O escritor gaúcho
Caio Fernando Abreu fala sobre a forte influência de Clarice
Lispector em sua obra em entrevista concedida ao Caderno 2 do
Jornal "O Estado de São Paulo" em 09.12.95. Caio era
portador do vírus da aids e faleceu em fevereiro de 1996.
TRECHO DA ENTREVISTA
Caderno 2 - De onde veio a
influência de Clarice Lispector?
Caio - Quando eu estava com 16 anos, ganhei de uma amiga um
exemplar de O Lustre. Fiquei absolutamente deslumbrado. É
um livro tão surpreendente que não parece sequer escrito na língua
brasileira - eu não gosto de falar em língua portuguesa. Li
outros livros de Clarice até que cheguei a Perto do Coração
Selvagem. Com esse livro, entrei de vez em seu universo.
Caderno 2 - Você a
conheceu pessoalmente?
Caio - Em 1971, li um dia no jornal que ela estava em Porto
Alegre para dar uma entrevista na TV e que depois ia autografar
seus livros. Peguei todos os livros que tinha da Clarice e corri
para o estúdio. Deparei, então, com uma mulher linda, enigmática,
silenciosa. Aquela gente toda em torno dela e ela absolutamente
quieta, sentada em uma cadeira com aquelas unhas vermelhas. Não
tive coragem de me aproximar e a fiquei olhando à distância. De
repente, ela me chamou e, com aquela voz cheia de erres presos,
me disse: "Você senta comigo. Você se parece com dom
Quixote e deve ficar a meu lado, porque eu estou muito assustada."
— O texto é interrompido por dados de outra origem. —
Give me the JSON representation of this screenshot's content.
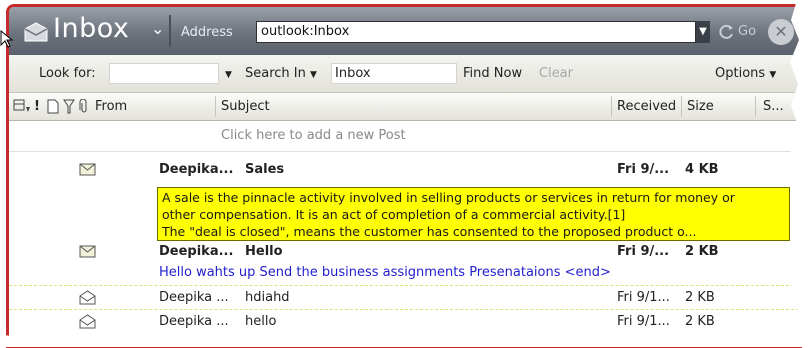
{
  "window": {
    "title": "Inbox",
    "address_label": "Address",
    "address_value": "outlook:Inbox",
    "go_label": "Go"
  },
  "findbar": {
    "look_for_label": "Look for:",
    "look_for_value": "",
    "search_in_label": "Search In",
    "search_in_value": "Inbox",
    "find_now_label": "Find Now",
    "clear_label": "Clear",
    "options_label": "Options"
  },
  "columns": {
    "from": "From",
    "subject": "Subject",
    "received": "Received",
    "size": "Size",
    "extra": "S..."
  },
  "new_post_placeholder": "Click here to add a new Post",
  "messages": [
    {
      "icon": "envelope-closed-icon",
      "from": "Deepika...",
      "subject": "Sales",
      "received": "Fri 9/...",
      "size": "4 KB",
      "unread": true
    },
    {
      "icon": "envelope-closed-icon",
      "from": "Deepika...",
      "subject": "Hello",
      "received": "Fri 9/...",
      "size": "2 KB",
      "unread": true,
      "preview": "Hello wahts up Send the business assignments Presenataions <end>"
    },
    {
      "icon": "envelope-open-icon",
      "from": "Deepika ...",
      "subject": "hdiahd",
      "received": "Fri 9/1...",
      "size": "2 KB",
      "unread": false
    },
    {
      "icon": "envelope-open-icon",
      "from": "Deepika ...",
      "subject": "hello",
      "received": "Fri 9/1...",
      "size": "2 KB",
      "unread": false
    }
  ],
  "tooltip": {
    "line1": "A sale is the pinnacle activity involved in selling products or services in return for money or",
    "line2": "other compensation. It is an act of completion of a commercial activity.[1]",
    "line3": "The \"deal is closed\", means the customer has consented to the proposed product o..."
  },
  "colors": {
    "frame_border": "#c62a2a",
    "tooltip_bg": "#ffff00",
    "preview_text": "#2222cc"
  }
}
Caderno 2 - Ficaram amigos?
Caio - Pouco tempo depois, viajei ao Rio de Janeiro para o lançamento
de Limite Branco. Assim que cheguei no hotel, telefonei
para ela. "Eu quero ser a madrinha dessa noite", ela me
disse. Apareceu na livraria toda de preto e ficou a noite toda
sentada a meu lado, em silêncio absoluto. De vez em quando, ela
se voltava para mim e, com aquela voz rouca, sussurrava: "Você
é Quixote! Você é Quixote!" Nessa época, Clarice estava
escrevendo Água Viva. Nos dias seguintes, ela me
telefonou várias vezes me convidando para visitá-la em seu
apartamento. Quando eu chegava na portaria, o porteiro me dizia:
"Dona Clarice não está." Ela estava em casa, mas
deixava o porteiro com essa ordem de barrar as visitas e se
esquecia de mim.
Caderno 2 - Ela visitou
você em Porto Alegre?
Caio - Clarice não gostava muito de viajar. Mas um dia, numa
visita a Porto Alegre para um encontro literário, ela me
telefonou. "Quixote, estou aqui", me disse. "Venha
me levar a algum lugar diferente, porque eu não gosto de
escritores." Fomos, então, caminhar pela Rua da Praia. Em
um bar, pedimos um café, que foi servido no copo. "Numa xícara,
por favor", ela pediu. O rapaz, paciente, fez a troca. Ela
tomou o café em absoluto silêncio. Pensei que estivesse
aborrecida. De repente, ela me perguntou: "Como é mesmo o
nome dessa cidade?" Clarice já estava em Porto Alegre há
três dias! Mas isso não importava, ela habitava mesmo o planeta
Lispector.
Caderno 2 - Como você se
livrou de uma influência tão forte?
Caio - Chegou uma hora em que eu me proibi de ler Clarice
Lispector. Seus livros me provocam a sensação de que tudo já
foi escrito, de que nada há mais a dizer. Eu não suporto mais
ler as ficções de Clarice. Claro que, às vezes, leio escondido
de mim mesmo. Mas elas me perturbam muito.